Editorial
Death of a World Citizen
Like many in Chesapeake Country, we at Bay Weekly were deeply saddened by the passing this week of Tom Abercrombie, wise man, adventurer and world-class citizen.
His death is a loss that will be felt far beyond Maryland. Seldom has such a gracious, learned and humorous person called our region home. Never have we known such a character.
With an impish grin and a witty remark or two, Tom would tell us we were nuts for writing such stuff. But anyone who knew him would agree.
Whether building his sailboat at home along the West River, carrying on at the Old Philosophers’ Club at Shannon’s in Shady Side on Friday afternoons or counseling the uninitiated of Washington on the intricacies of Middle Eastern culture, Tom embraced life with joy.
He had a 40-year career as a reporter/photographer for National Geographic, traveling to 80 countries before he retired in the mid-1990s.
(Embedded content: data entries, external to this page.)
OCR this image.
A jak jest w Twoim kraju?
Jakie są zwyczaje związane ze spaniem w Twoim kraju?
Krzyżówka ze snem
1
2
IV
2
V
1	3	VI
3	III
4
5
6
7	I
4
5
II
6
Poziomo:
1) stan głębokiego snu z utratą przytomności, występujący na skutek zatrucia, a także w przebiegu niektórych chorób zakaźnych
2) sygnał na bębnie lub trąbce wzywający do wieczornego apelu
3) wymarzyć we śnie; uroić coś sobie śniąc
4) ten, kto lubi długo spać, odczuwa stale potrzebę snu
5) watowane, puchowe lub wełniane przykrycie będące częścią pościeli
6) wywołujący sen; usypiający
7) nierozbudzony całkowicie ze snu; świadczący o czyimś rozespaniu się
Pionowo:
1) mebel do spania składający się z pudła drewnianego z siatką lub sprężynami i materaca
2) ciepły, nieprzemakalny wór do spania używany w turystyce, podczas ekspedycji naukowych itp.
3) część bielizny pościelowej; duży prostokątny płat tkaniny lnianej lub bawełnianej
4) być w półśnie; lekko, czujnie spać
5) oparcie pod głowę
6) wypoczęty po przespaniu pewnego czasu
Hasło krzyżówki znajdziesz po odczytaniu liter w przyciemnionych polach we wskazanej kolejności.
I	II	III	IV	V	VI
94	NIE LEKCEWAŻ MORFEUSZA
It was the era of rich and expansive journalism, before the bean-counters and graphics-mongers diminished the profession, and Tom would devote months to delivering stories from mysterious lands.
He was the first journalist to travel to the South Pole. Tom and his wife, Lynn, a photographer and co-adventurer, were the first in the news business to be granted free rein in what is now southern Yemen, a Marxist state back then.
Tom once told us that the most influential book in his life was his third-grade geography book, and we came to understand why. Name a hot spot in the world, and Tom had been there, probably several times.
His was a participatory brand of journalism. In Afghanistan, he became a player in buz kashi, a wild game of fighting for a goat carcass while astride a kicking, biting horse.
How, we asked him, did such a diminutive sort fall in with this hard crowd? Well, he responded, when the horse bit a player’s ear off, he happened to be on hand.
“I had damn near a hospital: this huge fishing tackle box full of morphine and sharpened scalpels. So I fixed this guy’s ear up and made him feel a little better,” he recalled in a Bay Weekly interview in 1998.
He knew Iraq intimately and was deeply troubled over both the fate of the Iraqi people in this war and the ignorance of many Americans about the Middle East.
Tom was a rascal of sorts, one of the many reasons he was beloved. During a visit of a contingent from Beirut to his West River home, Tom surprised folks when he went outside to fire off a few rounds from his pistol.
When asked what he was up to, Tom replied, “Just trying to make these people feel at home.”
When word arrived that Tom, 75, had succumbed after seemingly successful heart surgery, we didn’t believe it at first.
After all, he’d walked away from plane crashes (he was a pilot, too). He thought he was a goner long ago in China from typhoid, which had turned his body stiff and blue. (He would have died had he not been arrested by the Chinese Army, which forced him to make a run for Nepal, where he found the Canadian clinic that saved him.)
We mourn for Lynn and for Tom’s family and many friends, who’ll no longer be hearing his stories.
As one of those friends put it this morning, Tom was an icon, one of the truly great spirits, and his departure leaves a huge vacuum in our midst.